Are you sure it is best to let the background color of the enclosing
element shine through? No matter what that color is? (It might be set in a
browser style sheet, or user style sheet.)
> A colour would run across graphics.
Indeed.
> Yet the validator still
> demands a background colour.
No, it does not. There's probably something wrong in the message's
formulation if you a) interpreted it as an error message and
b) did not understand the point in its recommendation.

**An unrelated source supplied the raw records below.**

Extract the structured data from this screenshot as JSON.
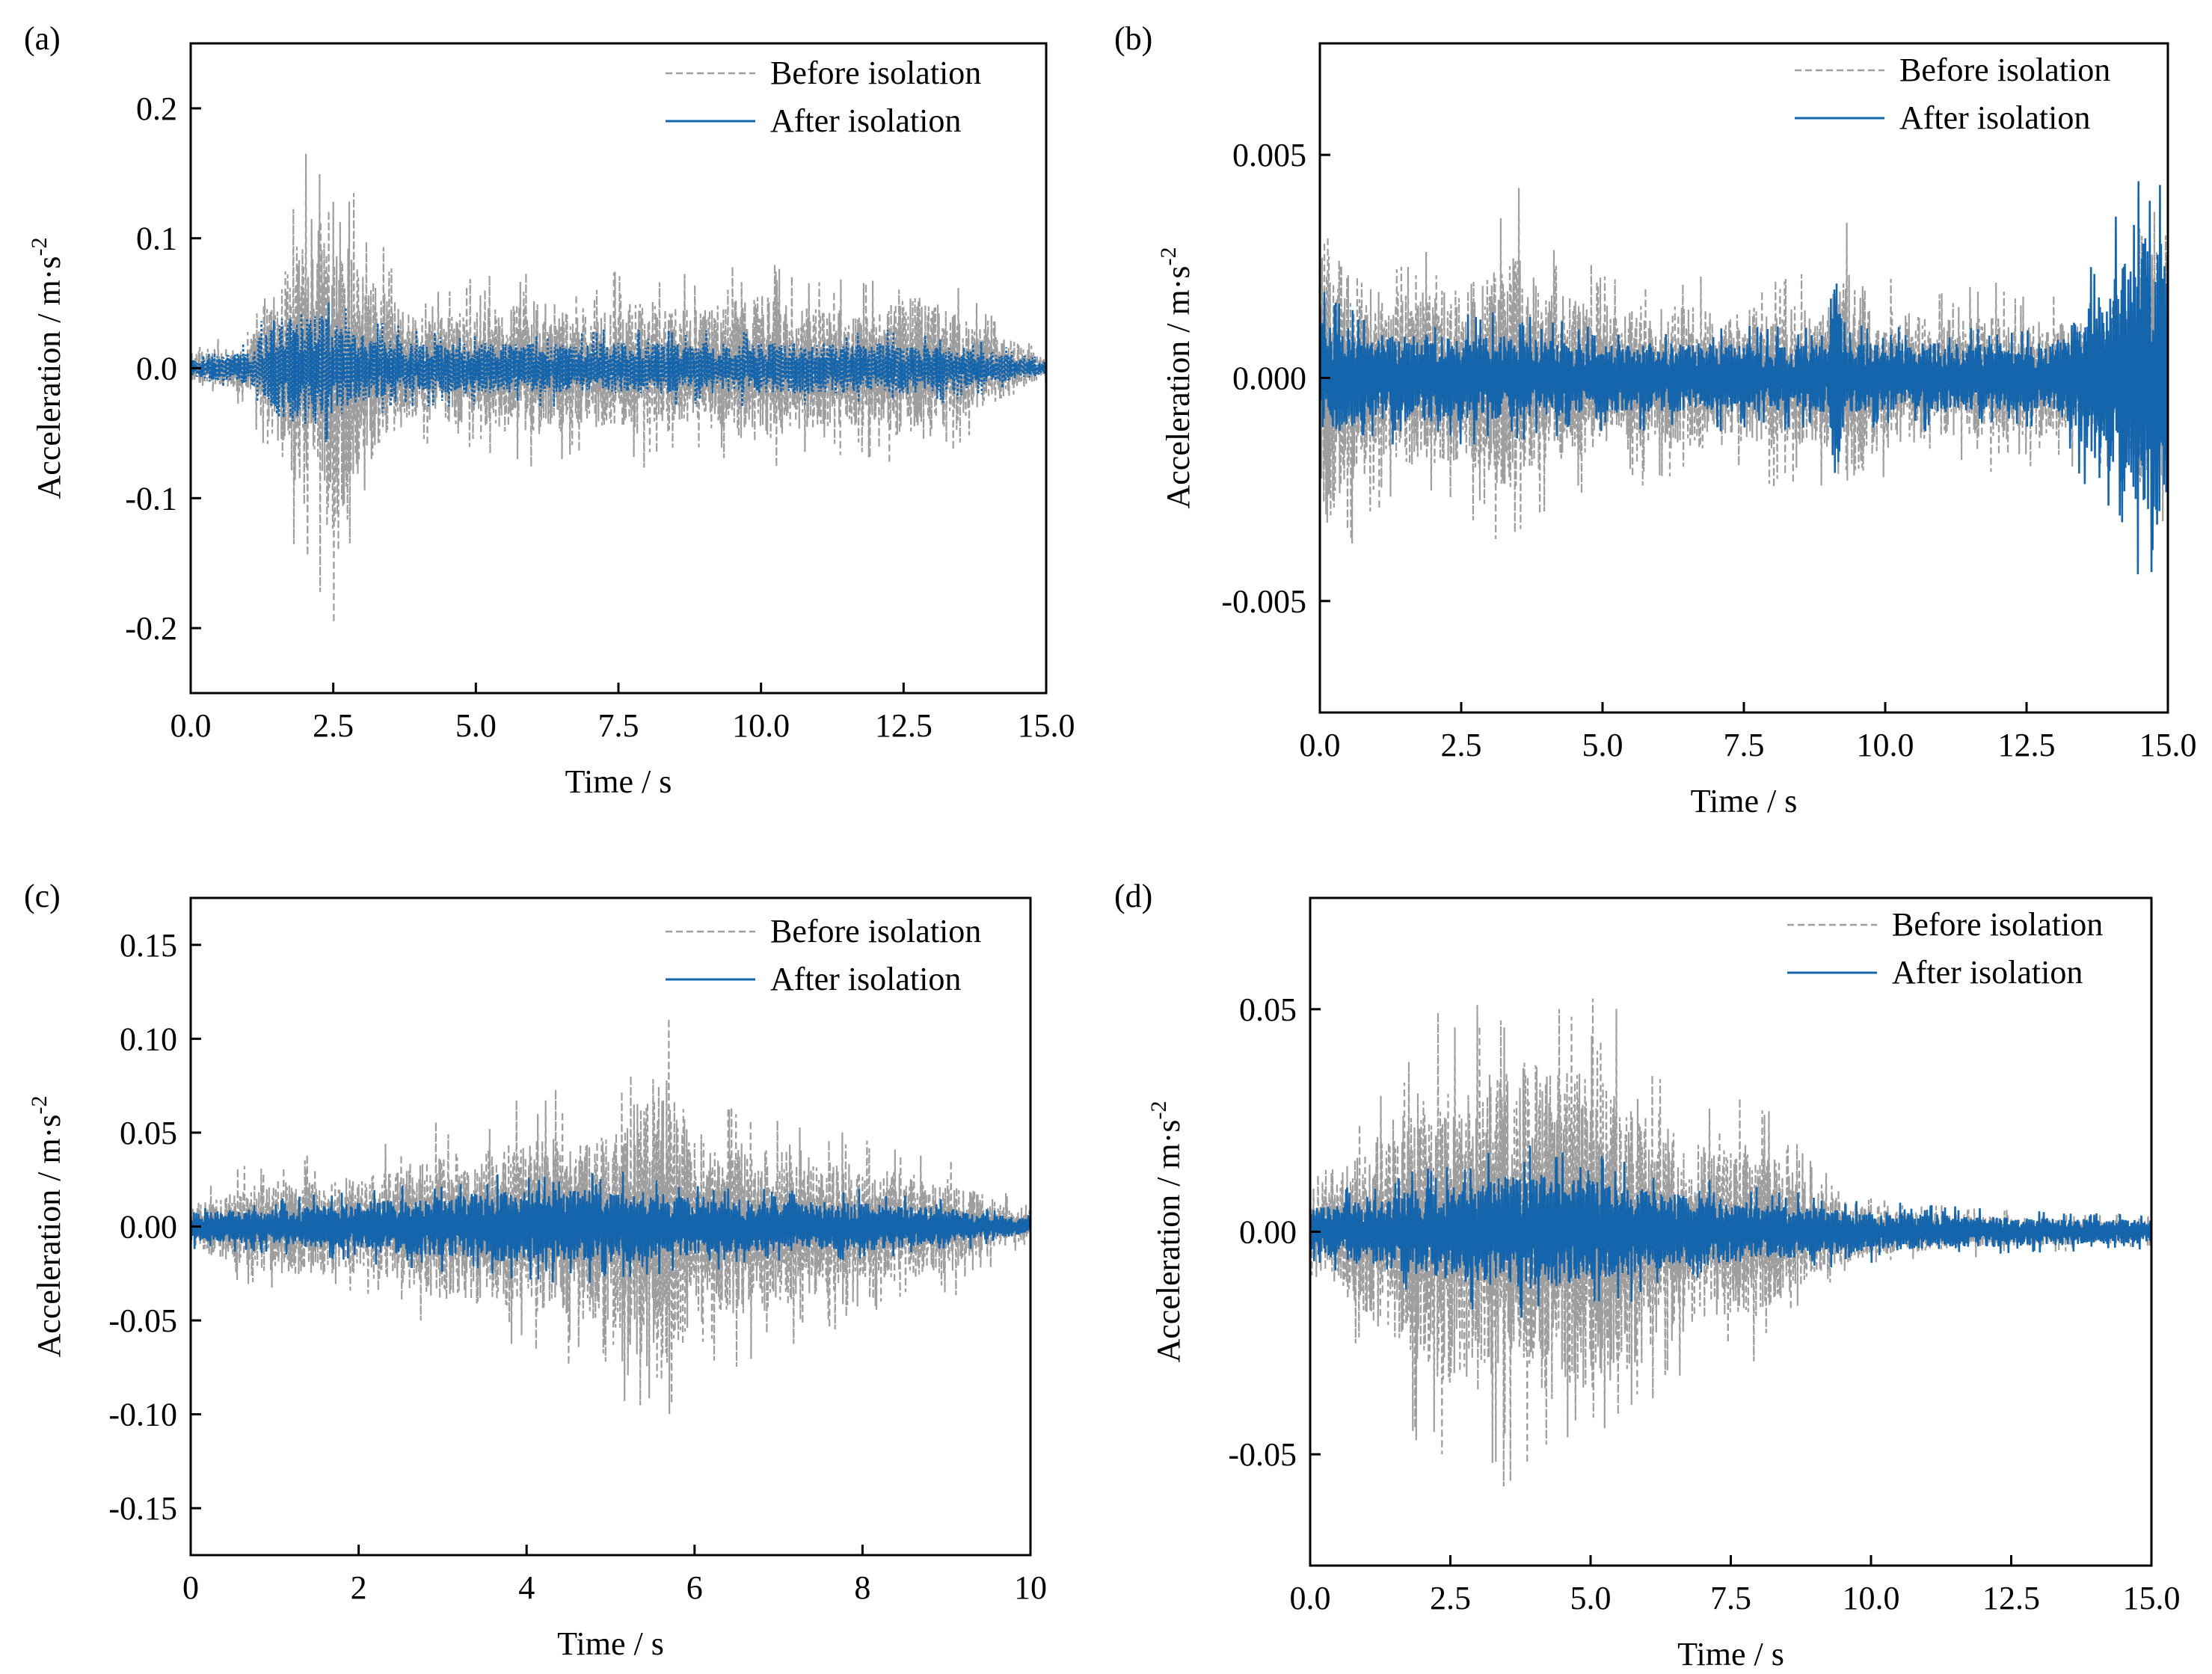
{
  "colors": {
    "before": "#9e9e9e",
    "after": "#1565ad",
    "axis": "#000000"
  },
  "legend": {
    "before_label": "Before isolation",
    "after_label": "After isolation"
  },
  "chart_data": [
    {
      "id": "a",
      "panel_label": "(a)",
      "type": "line",
      "xlabel": "Time / s",
      "ylabel": "Acceleration / m·s",
      "ylabel_sup": "-2",
      "xlim": [
        0,
        15
      ],
      "ylim": [
        -0.25,
        0.25
      ],
      "xticks": [
        0,
        2.5,
        5,
        7.5,
        10,
        12.5,
        15
      ],
      "xtick_labels": [
        "0.0",
        "2.5",
        "5.0",
        "7.5",
        "10.0",
        "12.5",
        "15.0"
      ],
      "yticks": [
        -0.2,
        -0.1,
        0,
        0.1,
        0.2
      ],
      "ytick_labels": [
        "-0.2",
        "-0.1",
        "0.0",
        "0.1",
        "0.2"
      ],
      "legend_position": "top-right",
      "series": [
        {
          "name": "Before isolation",
          "style": "dashed",
          "seed": 11,
          "envelope": [
            [
              0,
              0.02
            ],
            [
              1,
              0.03
            ],
            [
              1.5,
              0.09
            ],
            [
              2,
              0.17
            ],
            [
              2.5,
              0.2
            ],
            [
              2.8,
              0.14
            ],
            [
              3.3,
              0.1
            ],
            [
              4,
              0.06
            ],
            [
              5,
              0.07
            ],
            [
              6,
              0.08
            ],
            [
              7,
              0.07
            ],
            [
              8,
              0.08
            ],
            [
              9,
              0.07
            ],
            [
              10,
              0.09
            ],
            [
              11,
              0.07
            ],
            [
              12,
              0.07
            ],
            [
              12.8,
              0.09
            ],
            [
              13.5,
              0.06
            ],
            [
              14.5,
              0.03
            ],
            [
              15,
              0.01
            ]
          ]
        },
        {
          "name": "After isolation",
          "style": "dotted",
          "seed": 23,
          "envelope": [
            [
              0,
              0.01
            ],
            [
              1,
              0.02
            ],
            [
              1.5,
              0.06
            ],
            [
              2,
              0.07
            ],
            [
              2.5,
              0.06
            ],
            [
              3,
              0.04
            ],
            [
              4,
              0.03
            ],
            [
              6,
              0.03
            ],
            [
              8,
              0.03
            ],
            [
              10,
              0.03
            ],
            [
              12,
              0.03
            ],
            [
              13,
              0.03
            ],
            [
              14,
              0.02
            ],
            [
              15,
              0.008
            ]
          ]
        }
      ]
    },
    {
      "id": "b",
      "panel_label": "(b)",
      "type": "line",
      "xlabel": "Time / s",
      "ylabel": "Acceleration / m·s",
      "ylabel_sup": "-2",
      "xlim": [
        0,
        15
      ],
      "ylim": [
        -0.0075,
        0.0075
      ],
      "xticks": [
        0,
        2.5,
        5,
        7.5,
        10,
        12.5,
        15
      ],
      "xtick_labels": [
        "0.0",
        "2.5",
        "5.0",
        "7.5",
        "10.0",
        "12.5",
        "15.0"
      ],
      "yticks": [
        -0.005,
        0,
        0.005
      ],
      "ytick_labels": [
        "-0.005",
        "0.000",
        "0.005"
      ],
      "legend_position": "top-right",
      "series": [
        {
          "name": "Before isolation",
          "style": "dashed",
          "seed": 37,
          "envelope": [
            [
              0,
              0.0055
            ],
            [
              0.4,
              0.004
            ],
            [
              1,
              0.003
            ],
            [
              2,
              0.003
            ],
            [
              3,
              0.0035
            ],
            [
              3.5,
              0.0045
            ],
            [
              4,
              0.003
            ],
            [
              5,
              0.0025
            ],
            [
              6,
              0.0025
            ],
            [
              7,
              0.0025
            ],
            [
              8,
              0.0025
            ],
            [
              9,
              0.0025
            ],
            [
              9.2,
              0.004
            ],
            [
              10,
              0.0025
            ],
            [
              11,
              0.002
            ],
            [
              12,
              0.0022
            ],
            [
              13,
              0.002
            ],
            [
              14,
              0.002
            ],
            [
              14.9,
              0.005
            ],
            [
              15,
              0.005
            ]
          ]
        },
        {
          "name": "After isolation",
          "style": "solid",
          "seed": 41,
          "envelope": [
            [
              0,
              0.002
            ],
            [
              1,
              0.0015
            ],
            [
              3,
              0.0015
            ],
            [
              5,
              0.0012
            ],
            [
              7,
              0.0012
            ],
            [
              9,
              0.0012
            ],
            [
              9.1,
              0.004
            ],
            [
              9.3,
              0.0012
            ],
            [
              11,
              0.0012
            ],
            [
              13,
              0.0012
            ],
            [
              14.9,
              0.0055
            ],
            [
              15,
              0.004
            ]
          ]
        }
      ]
    },
    {
      "id": "c",
      "panel_label": "(c)",
      "type": "line",
      "xlabel": "Time / s",
      "ylabel": "Acceleration / m·s",
      "ylabel_sup": "-2",
      "xlim": [
        0,
        10
      ],
      "ylim": [
        -0.175,
        0.175
      ],
      "xticks": [
        0,
        2,
        4,
        6,
        8,
        10
      ],
      "xtick_labels": [
        "0",
        "2",
        "4",
        "6",
        "8",
        "10"
      ],
      "yticks": [
        -0.15,
        -0.1,
        -0.05,
        0,
        0.05,
        0.1,
        0.15
      ],
      "ytick_labels": [
        "-0.15",
        "-0.10",
        "-0.05",
        "0.00",
        "0.05",
        "0.10",
        "0.15"
      ],
      "legend_position": "top-right",
      "series": [
        {
          "name": "Before isolation",
          "style": "dashed",
          "seed": 53,
          "envelope": [
            [
              0,
              0.02
            ],
            [
              0.5,
              0.03
            ],
            [
              1,
              0.04
            ],
            [
              2,
              0.04
            ],
            [
              3,
              0.06
            ],
            [
              4,
              0.07
            ],
            [
              5,
              0.08
            ],
            [
              5.6,
              0.13
            ],
            [
              6,
              0.08
            ],
            [
              7,
              0.07
            ],
            [
              8,
              0.05
            ],
            [
              9,
              0.04
            ],
            [
              10,
              0.01
            ]
          ]
        },
        {
          "name": "After isolation",
          "style": "solid",
          "seed": 61,
          "envelope": [
            [
              0,
              0.012
            ],
            [
              1,
              0.015
            ],
            [
              2,
              0.02
            ],
            [
              3,
              0.025
            ],
            [
              4,
              0.03
            ],
            [
              5,
              0.03
            ],
            [
              6,
              0.025
            ],
            [
              7,
              0.02
            ],
            [
              8,
              0.02
            ],
            [
              9,
              0.015
            ],
            [
              10,
              0.006
            ]
          ]
        }
      ]
    },
    {
      "id": "d",
      "panel_label": "(d)",
      "type": "line",
      "xlabel": "Time / s",
      "ylabel": "Acceleration / m·s",
      "ylabel_sup": "-2",
      "xlim": [
        0,
        15
      ],
      "ylim": [
        -0.075,
        0.075
      ],
      "xticks": [
        0,
        2.5,
        5,
        7.5,
        10,
        12.5,
        15
      ],
      "xtick_labels": [
        "0.0",
        "2.5",
        "5.0",
        "7.5",
        "10.0",
        "12.5",
        "15.0"
      ],
      "yticks": [
        -0.05,
        0,
        0.05
      ],
      "ytick_labels": [
        "-0.05",
        "0.00",
        "0.05"
      ],
      "legend_position": "top-right",
      "series": [
        {
          "name": "Before isolation",
          "style": "dashed",
          "seed": 71,
          "envelope": [
            [
              0,
              0.01
            ],
            [
              1,
              0.03
            ],
            [
              2,
              0.05
            ],
            [
              3,
              0.055
            ],
            [
              4,
              0.06
            ],
            [
              5,
              0.055
            ],
            [
              6,
              0.045
            ],
            [
              7,
              0.03
            ],
            [
              8,
              0.03
            ],
            [
              9,
              0.015
            ],
            [
              10,
              0.008
            ],
            [
              12.5,
              0.005
            ],
            [
              15,
              0.004
            ]
          ]
        },
        {
          "name": "After isolation",
          "style": "solid",
          "seed": 83,
          "envelope": [
            [
              0,
              0.008
            ],
            [
              1,
              0.012
            ],
            [
              2,
              0.015
            ],
            [
              3,
              0.018
            ],
            [
              4,
              0.02
            ],
            [
              5,
              0.018
            ],
            [
              6,
              0.015
            ],
            [
              7,
              0.012
            ],
            [
              8,
              0.01
            ],
            [
              10,
              0.007
            ],
            [
              12.5,
              0.005
            ],
            [
              15,
              0.004
            ]
          ]
        }
      ]
    }
  ]
}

The misleading use of the word "validator" in the name of the program
probably explains a) in part.
The main reason for b) is that this is a very difficult topic. Your
understanding of CSS, especially inheritance and cascade, is well measured
by your understanding of this issue, and I'm afraid most authors who use
CSS never get the idea.
The background color is relevant even to elements that contain nothing but
images and even to elements that have a background image. Consider what
happens on a browser that will not display some or all of images, for one
reason or another.
As regards to why transparent might not be good value, consider, for
example, the following user style sheet
* { background: black; color: white; }
when the author's style sheet sets just a background color (say, white or
something light) for the body element and uses black as the text color.